Q) What is the student government doing to make the 50% tuition reduction a reality?
A) We are speaking out for transparency in accounting at private universities, and for students to be included in the overall financial planning and operation of the university. We firmly believe that if all funds are accounted for the 50% tuition reduction would be possible.

Q) Have you made a formal request to YU?
A) I asked for the reopening of the Tuition Discussion Council, but we have not received a response. The student government has taken the issue to the media. I spoke about the increase of 2.8% during the broadcast and emphasized that only YU has increased tuition out of all the universities in the Daegu-Gyeongbuk area. I thought it was the best solution to take our concerns to to the media and force the university to act.

Q) Can the student government increase student participation in rallies?
A) We are trying to promote rallies through the university community and on Twitter. However, most students are reluctant to get involved and leave it to the student government. It is a bit embarrassing that there has been more interest and support from the older generation than from our students. At one of the rallies there were nearly 40 participants who were old enough to be our parents, and they gather every week to protest for the tuition reduction.

Interview with Sang-Lyeol Keum, a YU student who started a one-man demonstration at the YU Central Library from April 29th.

Q) How did you start your one-man demonstration?
A) After I went back to school, I was upset when I saw the tuition increase plans. I felt that somebody needed to say something, so I started my one-man demonstration to make people aware of the injustices that are taking place at YU.

Q) What did you feel during your one-man demonstration?
A) When I held the picket signs, there were many students who said “Fighting!” to me. Some students brought me some beverages, and others clapped for me. It made me feel good to hear their words of encouragement.

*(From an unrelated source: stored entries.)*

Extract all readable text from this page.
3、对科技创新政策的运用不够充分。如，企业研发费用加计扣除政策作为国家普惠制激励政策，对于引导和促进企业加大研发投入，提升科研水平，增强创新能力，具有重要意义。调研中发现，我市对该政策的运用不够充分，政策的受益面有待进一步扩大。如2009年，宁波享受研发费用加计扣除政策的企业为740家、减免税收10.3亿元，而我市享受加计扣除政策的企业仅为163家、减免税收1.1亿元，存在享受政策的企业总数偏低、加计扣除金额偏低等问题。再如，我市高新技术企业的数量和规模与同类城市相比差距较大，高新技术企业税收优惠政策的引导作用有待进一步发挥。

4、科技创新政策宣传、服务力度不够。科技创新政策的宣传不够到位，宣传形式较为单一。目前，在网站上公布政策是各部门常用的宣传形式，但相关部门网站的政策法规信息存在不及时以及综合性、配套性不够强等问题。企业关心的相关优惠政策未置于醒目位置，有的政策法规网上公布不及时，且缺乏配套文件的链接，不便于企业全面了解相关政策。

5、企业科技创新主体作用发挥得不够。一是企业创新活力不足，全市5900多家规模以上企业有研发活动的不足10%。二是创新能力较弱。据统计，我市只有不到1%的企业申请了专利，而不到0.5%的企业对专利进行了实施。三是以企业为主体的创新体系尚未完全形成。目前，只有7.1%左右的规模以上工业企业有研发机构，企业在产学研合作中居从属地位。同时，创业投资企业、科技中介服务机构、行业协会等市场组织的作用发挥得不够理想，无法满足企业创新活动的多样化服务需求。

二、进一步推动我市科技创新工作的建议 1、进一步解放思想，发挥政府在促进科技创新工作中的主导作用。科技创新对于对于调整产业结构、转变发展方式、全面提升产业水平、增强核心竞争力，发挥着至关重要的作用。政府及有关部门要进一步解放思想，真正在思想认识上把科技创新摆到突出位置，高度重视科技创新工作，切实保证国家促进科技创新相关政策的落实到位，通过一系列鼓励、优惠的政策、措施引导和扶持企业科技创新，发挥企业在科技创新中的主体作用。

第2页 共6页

Q) What do you want from YU students?
A) I wish students would participate more. I wish students would have more interest in the tuition issue. I wish that more students would realize that the tuition problem is their problem and participate in demonstrations.

Q) Will you continue to demonstrate?
A) Whether it is another one-man demonstration or some other form, I will participate in activities where students speak their minds. As for now, I’m going to attend the candle cultural festival continuously. If we do not act, the university will contintue to ignore us. The university will act fairly if students maintain a critical eye and bring up the right questions.

Q) What demonstrations will you participate in?
A) During the YU spring festival, I prepared a board with photos and information about half price tuition. I will give it to the president. I also got messages from other students about their opinions on the half price tuition issue to deliver to the president. I also plan to distribute printed materials about the reserve funds of YU. I am going to start a signature campaign among the student body. I have also formed an organization named “Tuition Practicing Group.” When the next semester starts, I will go into action.

Q) How can we make half price tuition a reality?
A) Basically, students need to be more concerned. In addition, the opinions of the parents who send their children to university, civic groups, and all citizens need to be voiced. It is difficult to realize this goal because there are not enough people speaking out and demanding half price tuition. President Myung-Bak Lee promised half price tuition. If he makes a promise, he should keep it. We can realize half price tuition if we focus ourselves on accomplishing the task.

The debate over tuition is being made an issue by students who are taking their concerns into the street. However, many students still have not made themselves aware of the specifics of the half price tuition policy yet. In addition, most YU students do not know and do not seem to care how tuition is managed at our university. This apathy is shown in the lack of participation in assembly and demonstrations. Students must recognize that the tuition problem is one that we all share together and there needs to be active participation on the part of all students if these issues are going to be resolved to everyone's satisfaction.